With the retrospectoscope, I see grey circles and possibly some more "solid" adnexal involvement (see attached). The grey circles are not present on the normal surrounding skin and extend beyond the border of the obvious pigmented lesion - I wonder if they're evidence of the subclinical extension of atypical melanocytic hyperplasia?
Further photoshopped by Glenn. He claims that this reveals polygons.


I thank Lester Cowell for preparing this composite of manipulated images (below).
He will post his explanatory comments later on Sunday
(The "envelope" has not been revealed to Lester)

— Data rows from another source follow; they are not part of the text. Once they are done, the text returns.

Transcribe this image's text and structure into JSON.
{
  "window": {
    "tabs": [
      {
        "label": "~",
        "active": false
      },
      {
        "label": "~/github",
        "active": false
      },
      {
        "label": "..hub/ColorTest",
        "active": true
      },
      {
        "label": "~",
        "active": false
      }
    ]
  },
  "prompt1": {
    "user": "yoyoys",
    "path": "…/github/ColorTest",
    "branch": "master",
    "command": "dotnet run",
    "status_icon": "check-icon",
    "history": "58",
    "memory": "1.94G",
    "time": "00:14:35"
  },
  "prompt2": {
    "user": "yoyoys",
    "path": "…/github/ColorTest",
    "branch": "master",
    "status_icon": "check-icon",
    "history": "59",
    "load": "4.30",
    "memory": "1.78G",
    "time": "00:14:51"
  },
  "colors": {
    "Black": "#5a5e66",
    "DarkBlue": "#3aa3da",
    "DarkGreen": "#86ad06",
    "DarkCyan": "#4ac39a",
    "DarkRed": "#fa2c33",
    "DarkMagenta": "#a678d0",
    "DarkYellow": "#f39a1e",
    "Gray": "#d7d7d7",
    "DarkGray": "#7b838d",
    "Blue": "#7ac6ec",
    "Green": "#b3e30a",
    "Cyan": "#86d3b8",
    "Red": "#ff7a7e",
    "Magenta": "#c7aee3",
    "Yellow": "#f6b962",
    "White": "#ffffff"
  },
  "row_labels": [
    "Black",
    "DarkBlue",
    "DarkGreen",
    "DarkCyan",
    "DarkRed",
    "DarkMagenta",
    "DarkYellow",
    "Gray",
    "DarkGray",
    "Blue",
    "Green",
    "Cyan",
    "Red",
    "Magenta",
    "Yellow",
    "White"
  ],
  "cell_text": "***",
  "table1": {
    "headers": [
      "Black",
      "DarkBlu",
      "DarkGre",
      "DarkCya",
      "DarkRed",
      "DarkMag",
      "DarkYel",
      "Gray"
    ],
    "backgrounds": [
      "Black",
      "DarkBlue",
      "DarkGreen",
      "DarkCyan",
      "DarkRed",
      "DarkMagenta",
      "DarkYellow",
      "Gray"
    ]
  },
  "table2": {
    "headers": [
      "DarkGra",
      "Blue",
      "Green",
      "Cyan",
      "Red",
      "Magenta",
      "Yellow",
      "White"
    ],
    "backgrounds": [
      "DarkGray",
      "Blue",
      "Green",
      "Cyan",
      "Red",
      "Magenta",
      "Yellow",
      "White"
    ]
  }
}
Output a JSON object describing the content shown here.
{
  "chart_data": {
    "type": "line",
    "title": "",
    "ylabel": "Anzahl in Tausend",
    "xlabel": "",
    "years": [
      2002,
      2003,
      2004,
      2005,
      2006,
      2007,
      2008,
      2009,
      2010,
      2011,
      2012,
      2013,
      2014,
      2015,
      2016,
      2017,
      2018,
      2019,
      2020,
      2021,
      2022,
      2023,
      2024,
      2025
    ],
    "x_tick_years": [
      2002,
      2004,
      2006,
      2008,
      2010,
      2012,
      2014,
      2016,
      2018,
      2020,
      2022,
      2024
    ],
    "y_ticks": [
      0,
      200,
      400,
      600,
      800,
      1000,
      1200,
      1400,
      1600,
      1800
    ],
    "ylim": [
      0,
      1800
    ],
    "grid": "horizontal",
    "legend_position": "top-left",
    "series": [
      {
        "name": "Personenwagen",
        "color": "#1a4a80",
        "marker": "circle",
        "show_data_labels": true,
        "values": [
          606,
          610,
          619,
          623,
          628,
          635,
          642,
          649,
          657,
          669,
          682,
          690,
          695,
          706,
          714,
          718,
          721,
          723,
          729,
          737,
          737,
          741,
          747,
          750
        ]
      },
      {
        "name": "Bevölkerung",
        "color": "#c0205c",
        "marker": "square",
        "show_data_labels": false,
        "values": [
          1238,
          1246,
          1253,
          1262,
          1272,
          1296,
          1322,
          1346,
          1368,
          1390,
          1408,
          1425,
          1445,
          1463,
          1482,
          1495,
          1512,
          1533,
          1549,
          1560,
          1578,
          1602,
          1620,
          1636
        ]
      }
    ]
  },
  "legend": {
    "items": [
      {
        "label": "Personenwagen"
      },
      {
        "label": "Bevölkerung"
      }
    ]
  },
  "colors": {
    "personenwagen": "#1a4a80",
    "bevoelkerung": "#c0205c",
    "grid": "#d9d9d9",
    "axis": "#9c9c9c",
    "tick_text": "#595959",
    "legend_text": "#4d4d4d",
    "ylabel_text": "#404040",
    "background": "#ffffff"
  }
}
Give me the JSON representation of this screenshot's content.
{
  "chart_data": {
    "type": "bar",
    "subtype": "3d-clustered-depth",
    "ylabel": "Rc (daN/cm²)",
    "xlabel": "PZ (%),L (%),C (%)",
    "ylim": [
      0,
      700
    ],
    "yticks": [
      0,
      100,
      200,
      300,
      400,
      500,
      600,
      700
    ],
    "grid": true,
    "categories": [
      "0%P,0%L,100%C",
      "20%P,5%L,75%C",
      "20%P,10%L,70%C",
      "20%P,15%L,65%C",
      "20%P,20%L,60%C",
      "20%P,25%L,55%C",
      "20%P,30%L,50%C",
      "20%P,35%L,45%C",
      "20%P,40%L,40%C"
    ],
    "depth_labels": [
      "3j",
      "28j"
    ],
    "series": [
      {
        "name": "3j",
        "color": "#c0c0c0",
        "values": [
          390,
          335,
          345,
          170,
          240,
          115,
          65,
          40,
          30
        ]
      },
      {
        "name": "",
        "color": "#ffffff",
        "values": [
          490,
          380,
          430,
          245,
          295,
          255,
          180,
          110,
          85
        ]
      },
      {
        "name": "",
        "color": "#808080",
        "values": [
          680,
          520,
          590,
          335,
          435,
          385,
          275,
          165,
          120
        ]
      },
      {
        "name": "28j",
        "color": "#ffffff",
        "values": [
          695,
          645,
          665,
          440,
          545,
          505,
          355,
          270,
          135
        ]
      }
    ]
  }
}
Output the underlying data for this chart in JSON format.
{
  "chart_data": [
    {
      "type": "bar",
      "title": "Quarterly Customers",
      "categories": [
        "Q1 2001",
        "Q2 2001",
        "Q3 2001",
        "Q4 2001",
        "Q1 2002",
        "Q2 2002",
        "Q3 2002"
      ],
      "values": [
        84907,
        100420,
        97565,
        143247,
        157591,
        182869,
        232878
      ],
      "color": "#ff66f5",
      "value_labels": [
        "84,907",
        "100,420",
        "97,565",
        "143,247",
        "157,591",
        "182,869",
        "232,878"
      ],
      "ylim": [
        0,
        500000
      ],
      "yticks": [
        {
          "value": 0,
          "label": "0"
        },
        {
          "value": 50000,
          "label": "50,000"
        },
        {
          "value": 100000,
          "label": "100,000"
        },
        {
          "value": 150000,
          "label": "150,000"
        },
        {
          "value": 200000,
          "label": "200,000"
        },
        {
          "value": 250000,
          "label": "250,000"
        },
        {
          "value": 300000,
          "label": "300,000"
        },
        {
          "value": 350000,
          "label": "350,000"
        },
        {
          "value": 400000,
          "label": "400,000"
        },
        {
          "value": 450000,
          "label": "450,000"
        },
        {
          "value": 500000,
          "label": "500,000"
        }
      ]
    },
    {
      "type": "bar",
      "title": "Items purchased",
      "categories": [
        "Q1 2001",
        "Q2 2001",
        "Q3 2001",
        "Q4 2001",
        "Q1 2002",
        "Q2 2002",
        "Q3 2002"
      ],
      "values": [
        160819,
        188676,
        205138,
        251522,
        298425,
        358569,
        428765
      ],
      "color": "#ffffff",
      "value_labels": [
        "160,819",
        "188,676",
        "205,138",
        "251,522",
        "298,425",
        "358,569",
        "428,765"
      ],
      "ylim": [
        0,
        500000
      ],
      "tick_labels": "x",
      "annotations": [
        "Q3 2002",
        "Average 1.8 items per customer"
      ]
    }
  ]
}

This 47 year old man had been referred to a dermatologist about this lesion but his appointment was several months away and a friend had suggested he see me. His wife was certain this had appeared and grown in about 12 months and she had insisted he see his GP about it. Again no past or family history of melanoma.






Manipulated by lester...











The pathologist has called one of these a melanoma and one a naevus.

What is your assessment?

I will post histology images at 1pm Qld time and the "envelope" at 3pm.
Editor's comment on the demonstration case
There were 54 comments from participants during the day. The lesion on the lady's arm was a level 1 melanoma arising in a junctional dysplastic lentiginous (Kossard) naevus. The lesion on the man's back was a benign naevus.
The diagnosis of the melanoma was in fact made by the patient's father who is the doctor who posted this case. He is convinced that it is only because of experience gained on this blog that he recognised the lesion as suspicious as soon as he saw it. An emphatic endorsement of this resource!